Ordinary stops can be subject to slippage (the difference between the price of the market after the stop triggering, to the stop level).
Margins for hedging
Hedging is where a client holds a long and a short trade in the same asset. Margins for this are set to the 'longest leg', meaning you will be charged margin for the longer portion of the hedge trade, and nothing for the shorter leg.
For example, say you are trading CFDs and have two open Wall Street positions, originally selling a quantity of 10 and then buying a quantity of 5. In this case, you would only be charged margin for the original, larger side of the trade, the Wall Street short 10 position. Assuming the margin for selling 10 Wall Street CFDs is $2,800 and the margin for buying 5 Wall Street CFDs is $1,400, you would only need to provide enough margin to cover the original, larger sell position for both trades in this market.
What is a margin close out?
If your margin level is at, or below the margin close out (MCO) level, we are required to close any or all your open positions as quickly as possible; this is to protect you from potentially incurring further losses and having a negative balance on your account.

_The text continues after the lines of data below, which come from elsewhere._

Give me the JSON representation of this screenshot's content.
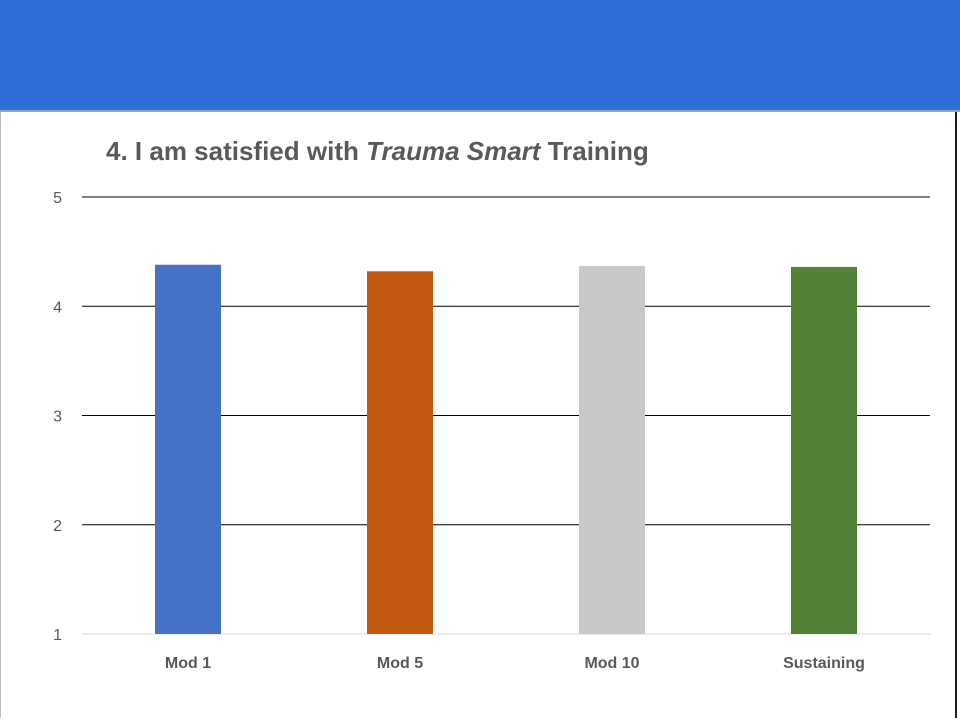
{
  "chart_data": {
    "type": "bar",
    "title": {
      "prefix": "4. I am satisfied with ",
      "emphasis": "Trauma Smart",
      "suffix": " Training"
    },
    "categories": [
      "Mod 1",
      "Mod 5",
      "Mod 10",
      "Sustaining"
    ],
    "values": [
      4.38,
      4.32,
      4.37,
      4.36
    ],
    "colors": [
      "#4472c4",
      "#c55a11",
      "#c9c9c9",
      "#538135"
    ],
    "ylim": [
      1,
      5
    ],
    "yticks": [
      1,
      2,
      3,
      4,
      5
    ],
    "grid": true,
    "xlabel": "",
    "ylabel": ""
  },
  "banner": {
    "color": "#2f6ed6"
  }
}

It is your responsibility to always monitor your trading accounts and maintain your margin requirements, and not rely on us to close out your open positions should they be nearing, or exceed, the margin closeout levels.
The Margin Indicator on the trading platform makes monitoring your margin level easy.

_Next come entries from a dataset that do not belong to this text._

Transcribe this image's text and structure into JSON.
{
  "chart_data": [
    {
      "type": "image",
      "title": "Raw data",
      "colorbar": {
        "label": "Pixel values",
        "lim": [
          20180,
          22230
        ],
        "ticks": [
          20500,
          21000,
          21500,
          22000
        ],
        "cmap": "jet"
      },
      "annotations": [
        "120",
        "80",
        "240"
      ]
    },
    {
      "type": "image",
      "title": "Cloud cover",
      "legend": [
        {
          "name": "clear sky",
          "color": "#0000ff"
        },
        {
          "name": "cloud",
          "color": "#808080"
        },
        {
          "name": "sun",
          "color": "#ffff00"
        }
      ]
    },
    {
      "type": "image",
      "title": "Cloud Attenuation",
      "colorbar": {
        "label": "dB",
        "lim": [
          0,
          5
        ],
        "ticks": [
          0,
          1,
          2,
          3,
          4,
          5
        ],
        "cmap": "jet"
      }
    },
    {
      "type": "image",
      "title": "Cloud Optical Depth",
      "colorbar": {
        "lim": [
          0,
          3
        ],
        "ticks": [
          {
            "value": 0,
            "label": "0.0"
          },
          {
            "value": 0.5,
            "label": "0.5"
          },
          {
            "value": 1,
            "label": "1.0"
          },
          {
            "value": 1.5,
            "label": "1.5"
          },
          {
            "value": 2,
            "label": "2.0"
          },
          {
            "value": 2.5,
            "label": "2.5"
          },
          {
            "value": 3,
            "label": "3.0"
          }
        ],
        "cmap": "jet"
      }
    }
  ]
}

The calculation for the margin indicator is determined by the Net Equity in your trading account divided by your Total Margin Requirement, multiplied by 100. To improve your margin level, you can do one or more of the following:
- Deposit funds
- Close or part close positions
- Add an order aware stop loss (Professional traders only)
Margin close out levels
Margin close out levels vary by trading account type. Your MCO will be 50% of your total margin requirement for standard CFD trading accounts, while MetaTrader4 will be 100%. If you drop below your margin requirements, your largest losing position will be closed first, followed by the next largest, and so on until your margin level moves back above the required minimum amount. This is in order to protect you from incurring further losses.
Read more about managing risk in CFD trading.
Does leverage affect margin?
Yes, leverage will affect your margin. Essentially, the higher leverage you employ the lower the margin requirement for any given market.
For example, if you want to open a trade worth $100 with 2x leverage, you need to deposit (100/2) 50% of your position’s full size as margin, or $50. If you were to trade with 5x leverage instead, then you’d only need to deposit (100/5) $20.
How do I change my CFD trading account leverage or margin?
At City Index, regulations require us to offer specific margin requirements on each individual market, so you can’t change the leverage on your CFD trading account.
Accredited Investors will be subject to minimum 2% margin on FX trades, as opposed to 5% for Retail clients.
Can my trading account go negative?
City Index standard counts feature negative balance protection, which means your account balance can never go negative. We’ll also aim to close positions on your behalf if your margin drops below 50% of the total requirement.
If you upgrade to a Pro account, then your losses will be able to exceed deposits – which means your account can go negative.